Likewise, the fight over social media and mental health has ramped up in recent years as researchers continue to delve into the potential risk of harm to the youth population. Last month, Meta and Google were hit with a $6 million verdict in a landmark social media addiction trial.
“NetChoice can try to frame this lawsuit as a fight about free speech, but at its core, it is really about Big Tech using millions of dollars, lawyers and lobbyists to defeat measures intended to protect children, and others, online,” Erich Mische, CEO of Suicide Awareness Voices of Education, told Courthouse News in an email.
“Social media should not be treated as untouchable simply because Big Tech doesn’t like being held to account for the harms its product inflicts on children,” he added.
NetChoice is currently fighting other compelled speech battles across the country in states like South Carolina, Virginia and Arkansas.
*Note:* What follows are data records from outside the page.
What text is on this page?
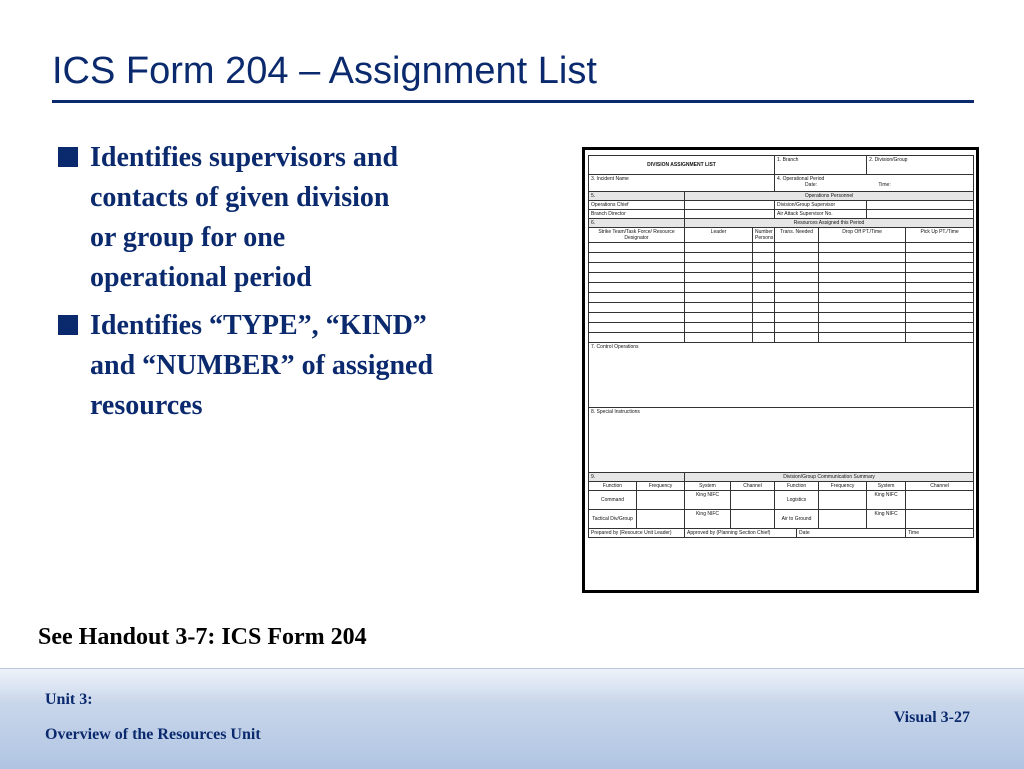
ICS Form 204 – Assignment List
Identifies supervisors and
contacts of given division
or group for one
operational period
Identifies “TYPE”, “KIND”
and “NUMBER” of assigned
resources
DIVISION ASSIGNMENT LIST					1. Branch			2. Division/Group	
3. Incident Name					4. Operational Period
Date: Time:				
5.		Operations Personnel							
Operations Chief					Division/Group Supervisor				
Branch Director					Air Attack Supervisor No.				
6.		Resources Assigned this Period							
Strike Team/Task Force/ Resource Designator		Leader		Number Persons	Trans. Needed		Drop Off PT./Time		Pick Up PT./Time

7. Control Operations									
8. Special Instructions									
9.		Division/Group Communication Summary							
Function	Frequency	System	Channel		Function		Frequency	System	Channel
Command		King NIFC			Logistics			King NIFC	
Tactical Div/Group		King NIFC			Air to Ground			King NIFC	
Prepared by (Resource Unit Leader)		Approved by (Planning Section Chief)				Date			Time
See Handout 3-7: ICS Form 204
Unit 3:
Overview of the Resources Unit
Visual 3-27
A similar warning label requirement in Colorado specifically for younger users with high usage was enjoined by a court in 2025, a precedent NetChoice hopes Minnesota courts will follow.
As with any First Amendment suit, Minnesota must now prove it adopted the “least restrictive means” to achieve a compelling state interest, a hurdle tech giants are betting the state can’t clear.
The Minnesota Attorney General’s Office did not immediately respond to a request for comment Wednesday.